Pizza Hut-posted 8 months ago
Full-time • Manager
Navasota, TX
Food Services and Drinking Places

The General Manager (GM) is primarily responsible for all operational and financial aspects of their restaurant operations. It is the primary responsibility of the GM to achieve financial and operational results through leadership and direction of management teams and hourly employees (HE). It will be from this structure all monthly, quarterly, and yearly business objectives are consistently achieved.

  • Develop and maintain a high-performing management team and hourly employees.
  • Set expectations and direction through weekly manager meetings and quarterly customer training.

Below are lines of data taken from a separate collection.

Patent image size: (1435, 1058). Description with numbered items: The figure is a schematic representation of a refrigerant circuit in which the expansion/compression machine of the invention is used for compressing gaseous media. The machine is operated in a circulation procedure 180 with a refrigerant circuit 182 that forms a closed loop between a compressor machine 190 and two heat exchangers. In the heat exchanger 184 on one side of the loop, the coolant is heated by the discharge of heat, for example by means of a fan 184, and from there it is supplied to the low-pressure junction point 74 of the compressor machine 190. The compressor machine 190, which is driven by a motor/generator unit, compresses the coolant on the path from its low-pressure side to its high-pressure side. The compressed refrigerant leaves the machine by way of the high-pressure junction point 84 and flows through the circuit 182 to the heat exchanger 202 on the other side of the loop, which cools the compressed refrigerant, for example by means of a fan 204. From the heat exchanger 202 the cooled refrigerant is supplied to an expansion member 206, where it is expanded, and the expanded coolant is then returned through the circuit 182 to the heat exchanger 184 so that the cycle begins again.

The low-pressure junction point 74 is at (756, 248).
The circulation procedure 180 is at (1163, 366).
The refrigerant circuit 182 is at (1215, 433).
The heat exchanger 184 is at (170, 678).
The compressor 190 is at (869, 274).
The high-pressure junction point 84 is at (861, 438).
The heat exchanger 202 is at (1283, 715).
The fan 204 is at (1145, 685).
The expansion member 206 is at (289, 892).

  • Conduct semiannual performance reviews for managers and hourly employees.
  • Work with Area Coach (AC) and management teams to set goals and action plans for operational and financial performance.
  • Ensure a positive and healthy work environment through contests and recognition programs.
  • Conduct monthly HQSC evaluations to improve food quality, service, and cleanliness.
  • Create measurable action plans to improve HQSC and mystery call scores.
  • Communicate issues clearly to maximize HQSC results.
  • Verify staffing levels to maximize sales on each shift.
  • Participate in community events to increase guest counts.
  • Monitor financial control procedures and create financial goals with AC.
  • Handle customer complaints and ensure proper communication of procedures.
  • Demonstrate superior credibility as a role model through leadership, communication, coaching, influencing, and integrity.
  • Participate in the selection and training of new managers and employees.
  • Ensure all employees complete learning zone modules for their position.
  • Set quarterly goals for store performance and management staff.
  • Conduct performance appraisals semiannually for managers and hourly employees.
  • Work a minimum of 40-45 hours a week if hourly and more if needed.
  • Salaried managers work 50-55 hours a week and more if the store is underperforming or understaffed.
  • Cover 9 peak periods a week and close the store at least 2 times a week.
  • Schedule shifts by 11:00 AM on Friday and post after dinner rush.
  • Maintain good curbside appearance and landscaping needs.
  • Experience in the restaurant industry.
  • Strong background in financial management.
  • Ability to develop and implement training programs.
  • Experience in community engagement and marketing.